A flaw in budget process that’s easily fixed

New Jersey will never be without budget drama. There’s just too much at stake. By which we don’t mean the actual governance and financial stability of the sovereign state of New Jersey. That’s a distant second to what’s really at play — which is politics. Winning election. Winning re-election. Winning election to higher office.

And all those darn numbers in a state budget can get in the way. New Jersey’s historical way of getting around this collision of arithmetic and political desire is to rig the numbers. And no number is more important than the one on which every other number is based — the revenue projection, the amount the state figures to take in during the coming fiscal year.

Under the New Jersey Constitution, the governor has the sole authority to generate the official revenue projections that will be used in crafting the budget. And governors of both parties have highballed or lowballed that number for purposes that had more to do with counting future votes than counting dollars. And lawmakers of both parties have argued with the governor’s numbers for reasons that just might sometimes have something to do with politics. It happens.

But it doesn’t have to.

One of the more frustrating things about living and doing business in New Jersey is the degree to which governmental “best practices” are so often ignored, and budget revenue projections are a perfect example.

Smart states — states that recognize the value of keeping the budget process as pristine as possible — use something called “consensus revenue forecasting.” This system calls for revenue estimates to be determined by a three-person panel made up of a representative from the gubernatorial administration, a representative chosen by lawmakers and an independent expert selected by the other two. Consensus revenue forecasting was a key recommendation of a 2017 report on state budgeting practices by Stockton University’s William J. Hughes Center for Public Policy. The system would allow the budget process to begin with a “shared reality,” the report said.

And now, Senate President Steve Sweeney (D-West Deptford) is pushing a constitutional amendment that takes away the governor’s authority to set revenue projections and creates the consensus model in New Jersey. Under Sweeney’s plan, the state Treasury Department, the Legislature’s Office of Legislative Services and an independent authority would certify the official revenue estimate.

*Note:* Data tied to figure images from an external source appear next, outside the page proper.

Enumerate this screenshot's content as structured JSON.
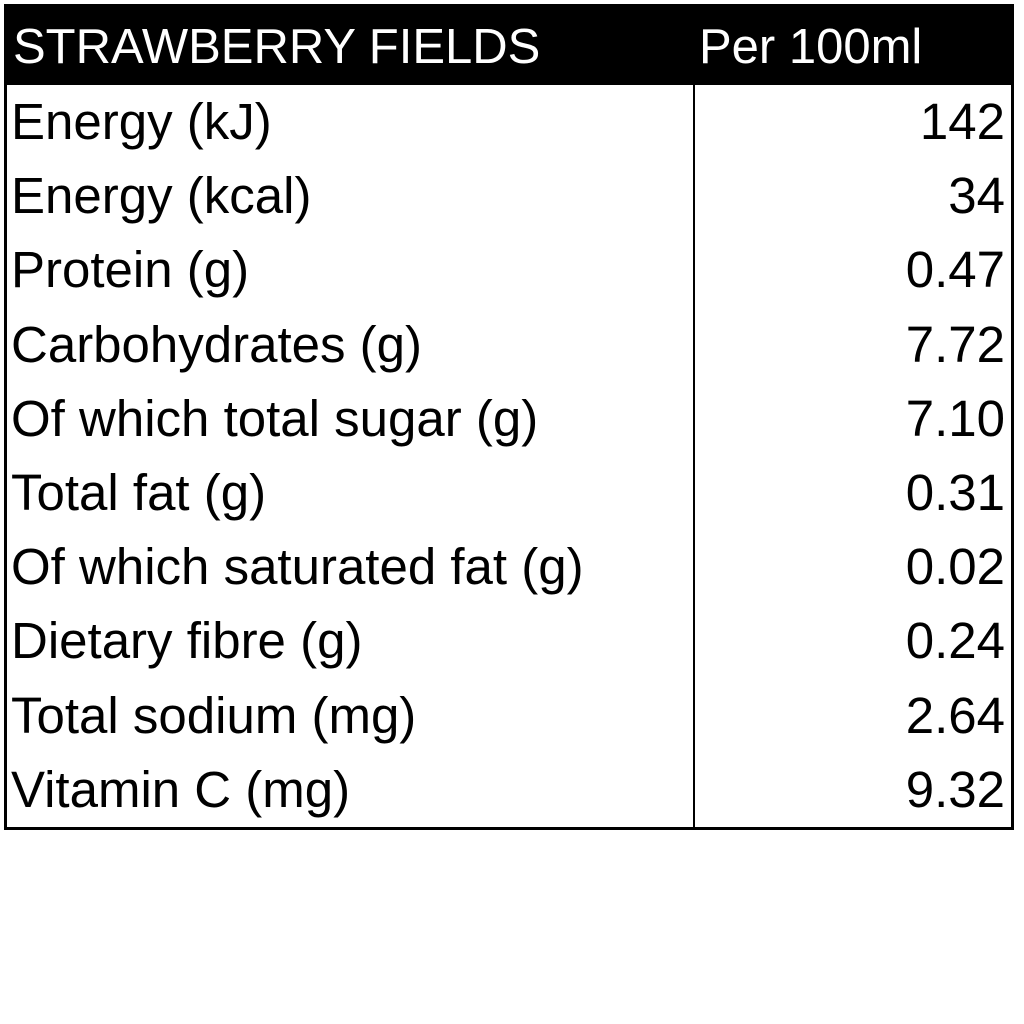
{
  "header": {
    "title": "STRAWBERRY FIELDS",
    "column": "Per 100ml"
  },
  "table": {
    "rows": [
      [
        "Energy (kJ)",
        "142"
      ],
      [
        "Energy (kcal)",
        "34"
      ],
      [
        "Protein (g)",
        "0.47"
      ],
      [
        "Carbohydrates (g)",
        "7.72"
      ],
      [
        "Of which total sugar (g)",
        "7.10"
      ],
      [
        "Total fat (g)",
        "0.31"
      ],
      [
        "Of which saturated fat (g)",
        "0.02"
      ],
      [
        "Dietary fibre (g)",
        "0.24"
      ],
      [
        "Total sodium (mg)",
        "2.64"
      ],
      [
        "Vitamin C (mg)",
        "9.32"
      ]
    ]
  }
}
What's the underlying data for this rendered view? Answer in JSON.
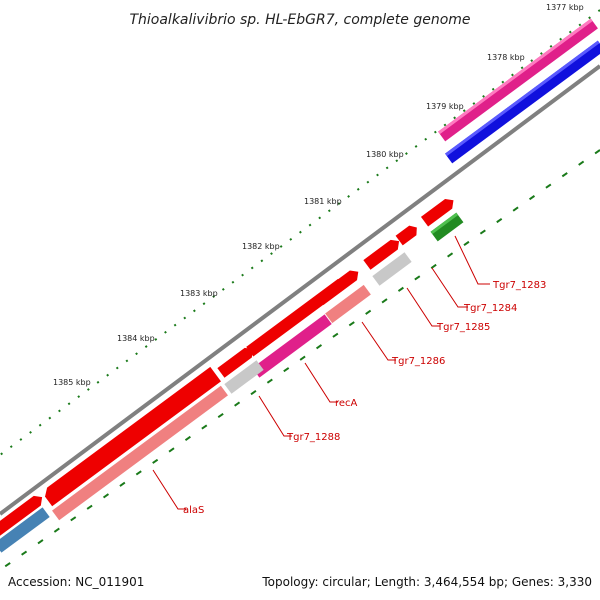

That would certainly be a step in the right direction.

Of course, it’s possible that Sweeney may be doing this now for political reasons. We seem to remember hearing somewhere that the Senate president and Gov. Phil Murphy may have had a bit of a tiff over the budget for the coming year.

But no matter. Consensus revenue forecasting is a process New Jersey should adopt. A constitutional amendment, which would require a three-fifths vote in the Legislature to put the question before voters, is the way to do it.

New Jersey really doesn’t always have to be so New Jersey. There are best practices out there. It wouldn’t kill us to use them.